Dans le Nord Kivu, des villages entiers se vident de leurs
habitants suite à préavis d’attaque par les rebelles ougandais de
l’ADF-NALU. Dans bien d’endroits des coupeurs de routes se
livrent à toutes sortes d’exactions.

Enlisement dans l’Est

En fait, des groupes armés sont responsables de terribles
atrocités dans l’Est du Congo, notamment de violences
généralisées et systématiques. Certains sont assimilés aux FDLR
(Forces démocratiques de libération du Rwanda, une milice
formée d’extrémistes hutus qui ont fui le Rwanda après le
génocide de 1994, ainsi que de membres hutus de l’ancienne
armée rwandaise et d’autres Hutus rwandais déplacés), mais
sous ce label opèrent aussi des éléments de l’armée régulière –
très mal payés - et des jeunes désoeuvrés locaux en quête des
moyens de subsistance. Des zones entières au Kivu, et en
province Orientale notamment, se trouvent sous la coupe des
rebelles étrangers et échappent pratiquement à tout contrôle
gouvernemental. En fait, les factions armées continuent de
déstabiliser le pays et le conflit qui a déplacé des centaines de
milliers de civils n’en finit pas…

Rappelons que, en janvier 2008, 22 groupes armés des provinces
du Nord-Kivu et du Sud-Kivu ont signé un accord de paix à Goma
 : celui-ci comprenait un cessez-le-feu immédiat, l’intégration des
groupes armés dans les Forces armées de la République
démocratique du Congo (FARDC) et l’arrêt du soutien
gouvernemental aux milices militaires. Cet accord faisait suite à
un accord de 2007 entre le Rwanda et la RDC, destiné à
démobiliser les milices hutues qui terrorisaient la population
civile. Mais, actuellement, le nombre de citoyens déplacés dans
les deux Kivu reste très inquiétant. Selon le Bureau de la
Coordination Humanitaire des Nations Unies (OCHA), plus de
1,7 million de civils avaient été déplacés à la date du
31 mars 2011, suite aux attaques et aux affrontements armés. Le
Fonds des Nations Unies pour la population estime que, chaque
semaine, 60 femmes sont victimes de violences sexuelles.
D’autres incidents au cours desquels les groupes armés congolais
et étrangers collectent des taxes illégales, mettent à sac, brûlent
des villages et commettent toutes sortes d’atrocités, ne sont
même pas comptés. Pourtant, depuis le 1er juillet 2010, la
nouvelle Mission de l’Organisation des Nations Unies pour la
stabilisation de la République démocratique du Congo (la
MONUSCO) a deux priorités, qui sont énoncées dans la résolution
1925 du Conseil de sécurité : la « protection des civils » et la
« stabilisation et le renforcement de la paix » en RDC.

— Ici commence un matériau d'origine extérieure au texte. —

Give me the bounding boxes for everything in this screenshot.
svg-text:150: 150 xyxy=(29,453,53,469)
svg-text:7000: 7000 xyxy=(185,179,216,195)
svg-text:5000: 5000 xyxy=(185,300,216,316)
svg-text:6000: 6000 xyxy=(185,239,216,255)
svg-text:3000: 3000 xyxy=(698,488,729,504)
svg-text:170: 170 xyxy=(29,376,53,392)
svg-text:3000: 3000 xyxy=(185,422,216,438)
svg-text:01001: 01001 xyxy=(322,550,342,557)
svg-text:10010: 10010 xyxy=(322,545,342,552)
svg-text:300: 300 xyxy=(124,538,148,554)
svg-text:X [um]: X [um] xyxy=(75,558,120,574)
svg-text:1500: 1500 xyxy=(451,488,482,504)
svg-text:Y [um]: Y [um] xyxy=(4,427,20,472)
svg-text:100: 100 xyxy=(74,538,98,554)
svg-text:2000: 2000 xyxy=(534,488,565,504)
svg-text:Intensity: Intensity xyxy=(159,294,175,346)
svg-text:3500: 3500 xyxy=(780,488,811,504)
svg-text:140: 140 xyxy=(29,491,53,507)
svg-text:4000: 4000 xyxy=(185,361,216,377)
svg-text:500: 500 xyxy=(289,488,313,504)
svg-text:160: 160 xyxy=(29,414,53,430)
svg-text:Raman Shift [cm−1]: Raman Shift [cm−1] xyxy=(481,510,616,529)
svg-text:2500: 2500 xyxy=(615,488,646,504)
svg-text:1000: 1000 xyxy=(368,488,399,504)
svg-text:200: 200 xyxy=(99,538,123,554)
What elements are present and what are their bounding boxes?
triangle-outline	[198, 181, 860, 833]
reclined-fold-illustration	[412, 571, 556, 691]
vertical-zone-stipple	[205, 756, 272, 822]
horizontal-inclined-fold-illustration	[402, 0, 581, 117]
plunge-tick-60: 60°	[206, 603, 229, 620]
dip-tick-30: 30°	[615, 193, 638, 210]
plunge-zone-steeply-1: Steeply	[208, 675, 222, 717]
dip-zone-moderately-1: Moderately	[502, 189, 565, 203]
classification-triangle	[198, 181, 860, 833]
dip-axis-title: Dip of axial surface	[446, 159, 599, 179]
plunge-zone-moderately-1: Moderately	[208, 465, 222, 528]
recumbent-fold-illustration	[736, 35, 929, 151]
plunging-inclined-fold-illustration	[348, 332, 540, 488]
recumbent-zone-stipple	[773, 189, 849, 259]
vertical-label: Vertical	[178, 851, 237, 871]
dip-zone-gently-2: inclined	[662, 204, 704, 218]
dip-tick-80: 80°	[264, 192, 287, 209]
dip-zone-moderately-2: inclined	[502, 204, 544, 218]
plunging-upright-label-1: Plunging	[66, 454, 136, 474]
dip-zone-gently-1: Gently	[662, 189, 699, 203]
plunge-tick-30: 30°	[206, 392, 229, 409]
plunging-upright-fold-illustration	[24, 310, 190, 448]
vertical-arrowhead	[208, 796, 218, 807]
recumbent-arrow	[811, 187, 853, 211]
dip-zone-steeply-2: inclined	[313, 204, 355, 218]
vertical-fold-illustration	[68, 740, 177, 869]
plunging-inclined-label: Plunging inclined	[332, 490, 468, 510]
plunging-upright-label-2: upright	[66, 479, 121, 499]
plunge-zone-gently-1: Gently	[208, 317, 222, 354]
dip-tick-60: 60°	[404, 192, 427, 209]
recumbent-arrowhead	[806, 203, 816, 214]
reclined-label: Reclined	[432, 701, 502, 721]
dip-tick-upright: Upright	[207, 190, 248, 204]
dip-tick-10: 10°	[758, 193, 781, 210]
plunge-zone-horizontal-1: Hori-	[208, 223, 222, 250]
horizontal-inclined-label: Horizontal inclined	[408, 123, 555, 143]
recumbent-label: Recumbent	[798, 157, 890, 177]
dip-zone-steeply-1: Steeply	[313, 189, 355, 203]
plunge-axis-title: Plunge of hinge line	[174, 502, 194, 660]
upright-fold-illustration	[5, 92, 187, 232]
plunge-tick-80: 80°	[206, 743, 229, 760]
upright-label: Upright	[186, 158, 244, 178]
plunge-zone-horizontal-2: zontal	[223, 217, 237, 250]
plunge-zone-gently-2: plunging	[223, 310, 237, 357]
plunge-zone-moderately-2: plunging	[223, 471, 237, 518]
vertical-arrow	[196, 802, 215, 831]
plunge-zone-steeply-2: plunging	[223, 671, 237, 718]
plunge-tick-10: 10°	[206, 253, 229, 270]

L’intégration dans l’armée congolaise de groupes rebelles armés
comme le CNDP (Congrès national pour la défense du peuple)
n’est pas sans poser de problèmes au pouvoir congolais : certains
chefs « intégrés » dans les FARDC voire dans le gouvernement
sont impliqués pour crimes de guerre par la CPI, d’autres
poursuivent sans vergogne leur commerce de minéraux dans l’Est
du pays. En dépit des Opérations Amani ya Kweli (« Paix
durable ») I et II contre elles, les FDLR poursuivent leurs
exactions dans la province du Sud-Kivu. Sur le terrain, les
alliances complexes entre les FDLR (dont des franges résiduelles
refusent résolument de retourner au Rwanda par crainte de
représailles liées au génocide), divers groupes Maï-Maï et les
Tutsis au Burundi sont un vrai casse-tête pour campagne
électorale de Kabila dans l’Est de la RDC.

Le désastre social et l‘insécurité accrue devraient sanctionner
Joseph Kabila et son régime mais son opposition reste très loin
des préoccupations des populations congolaises et n’arrivera
visiblement pas à s’unir. D’autre part, les deux Kivu vont sans
aucun doute constituer aussi un problème électoral.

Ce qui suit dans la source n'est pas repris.